The interesting thing about what developed into a rubout was that the Red Wings appeared to control much of the play during the first two periods. They faded badly in the third, perhaps because they didn’t arrive in Montreal until noon in the wake of a 5-2 victory over the Hartford Whalers on Friday.
The difference, needless to say, was Patrick Roy. He made life miserable for Steve Yzerman on several occasions – at a time when a goal would have put the Red Wings back in the game or even on top of it.
It was Roy’s brilliance (he stopped 26 shots) which held the Red Wings to only a first-period goal which, by the way, was allowed only after going to the replay.
That one came during a high and soaring moment, with Primeau doing the damage.

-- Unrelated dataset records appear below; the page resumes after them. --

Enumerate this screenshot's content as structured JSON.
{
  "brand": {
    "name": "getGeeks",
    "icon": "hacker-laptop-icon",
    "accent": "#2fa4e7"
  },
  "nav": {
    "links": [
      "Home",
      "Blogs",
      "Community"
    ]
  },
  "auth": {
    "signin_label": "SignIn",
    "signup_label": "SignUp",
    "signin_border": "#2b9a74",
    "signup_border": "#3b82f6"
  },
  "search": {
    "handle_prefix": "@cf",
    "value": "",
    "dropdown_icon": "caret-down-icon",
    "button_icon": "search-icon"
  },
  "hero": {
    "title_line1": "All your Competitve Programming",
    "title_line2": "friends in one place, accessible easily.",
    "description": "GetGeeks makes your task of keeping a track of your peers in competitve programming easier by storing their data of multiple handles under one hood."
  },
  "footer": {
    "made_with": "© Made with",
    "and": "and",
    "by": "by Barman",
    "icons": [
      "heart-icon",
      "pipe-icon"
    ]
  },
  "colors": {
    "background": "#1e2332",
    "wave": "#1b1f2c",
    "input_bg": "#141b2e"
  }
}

He had unloaded a shot at the open side of the net midway through the period, and to most of the observers in the place – other than the one on the television camera – it appeared that Roy had made a mini-miracle of a stop. The crowd obviously thought so, too, because it rose to its feet to provide Roy with a thunderous ovation.
Roy knew he had stopped the puck with the blade of his stick at least a foot inside the net and, in one motion, snapped it into the traffic. Most of the spectators didn’t, but linesman Gerard Gauthier’s eye was quicker than Roy’s hand. It was Gauthier who suggested to referee Rob Shick that perhaps the salute to Roy was a misguided one or, at least, premature. Gauthier was dead right.
So were the Canadiens most of the night. They’re the NHL’s hottest team awaiting tomorrow’s skirmish with the Flames.